Wednesday, June 10, 2009

"Food Inc." is Garbage

There is absolutely no accountability any more in the American media. We've seen the journalistic pendulum swing from the sensationalistic writing of the 1920s to the misleading reporting of today.

Anyone with a video camera and enough money to produce a film can create a "documentary" about one of their soapboxes - regardless if it has all of the facts straight. That's exactly what the makers of Food Inc. have done to explain their misinformed views about where America gets its food.

This film is absolutely ridiculous. What's even worse is high profile morning shows like Good Morning America can promote the film and further mislead Americans.

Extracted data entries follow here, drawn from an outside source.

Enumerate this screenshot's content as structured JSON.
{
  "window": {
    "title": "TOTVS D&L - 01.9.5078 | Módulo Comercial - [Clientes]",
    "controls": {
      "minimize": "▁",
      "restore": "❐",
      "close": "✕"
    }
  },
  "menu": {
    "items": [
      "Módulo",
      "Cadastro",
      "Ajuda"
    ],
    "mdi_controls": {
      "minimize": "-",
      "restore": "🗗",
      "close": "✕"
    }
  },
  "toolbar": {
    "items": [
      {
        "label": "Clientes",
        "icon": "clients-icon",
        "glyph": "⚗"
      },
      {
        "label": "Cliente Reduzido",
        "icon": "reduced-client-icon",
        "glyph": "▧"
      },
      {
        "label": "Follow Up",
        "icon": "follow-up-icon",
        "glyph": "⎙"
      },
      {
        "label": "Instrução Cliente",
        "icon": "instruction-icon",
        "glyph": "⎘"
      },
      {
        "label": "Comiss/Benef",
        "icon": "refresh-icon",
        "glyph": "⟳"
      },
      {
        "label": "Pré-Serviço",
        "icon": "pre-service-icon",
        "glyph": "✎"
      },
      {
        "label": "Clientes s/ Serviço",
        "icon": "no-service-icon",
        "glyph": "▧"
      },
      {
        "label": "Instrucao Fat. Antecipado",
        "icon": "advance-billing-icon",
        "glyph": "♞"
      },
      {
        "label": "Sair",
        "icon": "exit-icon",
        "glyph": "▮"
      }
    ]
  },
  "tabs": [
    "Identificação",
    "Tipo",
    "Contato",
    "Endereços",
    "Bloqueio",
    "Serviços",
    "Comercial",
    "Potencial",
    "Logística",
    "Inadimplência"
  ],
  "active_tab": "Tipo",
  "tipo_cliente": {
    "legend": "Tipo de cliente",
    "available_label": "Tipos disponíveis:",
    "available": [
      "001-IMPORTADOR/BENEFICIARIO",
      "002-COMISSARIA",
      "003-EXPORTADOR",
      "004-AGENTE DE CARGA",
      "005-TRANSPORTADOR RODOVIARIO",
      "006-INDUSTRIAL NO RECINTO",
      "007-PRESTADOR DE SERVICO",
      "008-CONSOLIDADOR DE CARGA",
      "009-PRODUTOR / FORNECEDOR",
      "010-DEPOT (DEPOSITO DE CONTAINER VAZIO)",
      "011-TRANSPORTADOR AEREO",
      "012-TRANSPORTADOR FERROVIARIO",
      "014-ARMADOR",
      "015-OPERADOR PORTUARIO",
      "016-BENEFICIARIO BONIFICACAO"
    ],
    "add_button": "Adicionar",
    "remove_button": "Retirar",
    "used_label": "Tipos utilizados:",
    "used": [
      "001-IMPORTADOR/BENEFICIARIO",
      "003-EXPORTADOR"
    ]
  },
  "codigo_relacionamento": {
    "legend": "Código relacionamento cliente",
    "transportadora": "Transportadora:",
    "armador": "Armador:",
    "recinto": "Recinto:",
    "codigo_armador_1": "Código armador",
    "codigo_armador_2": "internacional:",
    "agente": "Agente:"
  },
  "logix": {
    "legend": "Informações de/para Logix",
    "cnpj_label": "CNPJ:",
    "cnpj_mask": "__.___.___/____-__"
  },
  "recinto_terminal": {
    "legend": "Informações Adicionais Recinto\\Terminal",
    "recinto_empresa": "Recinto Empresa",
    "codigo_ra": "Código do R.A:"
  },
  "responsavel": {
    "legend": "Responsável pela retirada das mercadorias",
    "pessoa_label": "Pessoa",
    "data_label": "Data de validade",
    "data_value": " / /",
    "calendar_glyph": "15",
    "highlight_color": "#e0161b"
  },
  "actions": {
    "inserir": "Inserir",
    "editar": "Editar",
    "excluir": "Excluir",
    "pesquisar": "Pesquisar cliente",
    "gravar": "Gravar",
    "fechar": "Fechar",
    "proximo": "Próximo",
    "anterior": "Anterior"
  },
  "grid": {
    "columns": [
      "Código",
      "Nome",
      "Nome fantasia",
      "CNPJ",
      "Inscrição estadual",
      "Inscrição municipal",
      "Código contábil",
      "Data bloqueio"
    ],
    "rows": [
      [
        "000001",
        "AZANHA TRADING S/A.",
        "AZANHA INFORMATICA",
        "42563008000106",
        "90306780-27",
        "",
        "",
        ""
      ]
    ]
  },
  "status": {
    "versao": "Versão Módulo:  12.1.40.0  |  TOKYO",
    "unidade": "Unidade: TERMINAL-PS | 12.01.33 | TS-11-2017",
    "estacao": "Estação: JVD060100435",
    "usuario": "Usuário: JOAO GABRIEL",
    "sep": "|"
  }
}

Does anyone check their facts anymore?

Food Inc. is a documentary that tries to convince the American public that their food comes from large-scale "factory farms" or "huge agribusinesses".

The film begins with a horse-drawn harvester in a wheat field and depicts "the way American agriculture used to be before large-scale agribusinesses took over the family farm". They claim American agriculture is dominated by millionaire farmers who make their fortunes by mistreating animals and tearing up the environment.

GARBAGE!

Are you kidding me? Millionaire farmers? Do these people have ANY idea about American agriculture is really like? How many millionaire farmers do you know? Seriously.

It's not dominated by large, corporate farms. Read this excerpt from The Hand That Feeds U.S., a campaign aimed at educated urban media about the truth about agriculture:

Ninety-eight percent of U.S. farms are family owned, and the number of non-family corporate farms—an percentage of sales from those farms—has remained virtually unchanged since 1978 (before the modern-day farm bill was even around), according to the Department of Agriculture (USDA).

Large farms, defined by the USDA today as any with sales of $500,000 or more, encompass nearly every full-time farmer in America. And any full-time farmer will tell you that gross sales is not the same thing as net profit. According to USDA data, a 650-acre cotton farm will need to sell more than $500,000 a year just to cover production costs—the same can be said for an 800-acre corn and soybean operation.

These farms produce three-quarters of the country's food, and because they are so essential to America's food security, they are covered under the 2008 farm bill. Importantly, the farm bill also provides a strong safety net to part-time producers who might not grow as much of America's food and fiber, but are important parts of rural America nonetheless.

Ironically, those sectors of agriculture that opted against having a direct form of a safety net in the farm bill have been the most susceptible to vertical integration with large agribusinesses—a tiny detail most farm policy opponents conveniently ignore.

If you want more reasons why Food Inc. is garbage, visit Monsanto's fact site about the movie.

This movie presents such a unrealistic view of how to feed a growing nation. Apparently, we're all supposed to start growing our own food in our backyards.

If all consumers tried to grow their own food, or at the very least bought it from only local farms with limited capacity, it would result in drastically lower levels of food production than we experience now; making our food more expensive without any increase in its nutritional value or improvement in its safety. It would also result in fewer food choices for consumers and possibly lower nutrient intake. Consumers would also likely have to quit their jobs in order to grow and harvest their food, taking us backwards in the United States’ progress as a leading innovator and technologically forward-thinking nation.

Get for real people. If you think American agriculture is causing you to get fat, or is detrimental to your health, or is starving third world countries, or is taking food away from you by creating ethanol - grow ALL of your own food for a while and let me know how that turns out.

Want more information about why this movie is garbage?

SafeFoodInc.com

International Food Information Council


That's my soapbox for the day.


1 comment:

CassieD said...

Thank You! I saw the GMA segment on this movie and was disgusted! I am sickened by the way these people can take their twisted ideas and push them off as some kind of truth! We have to stand up NOW and defend feeding our country and many others or we will be in trouble!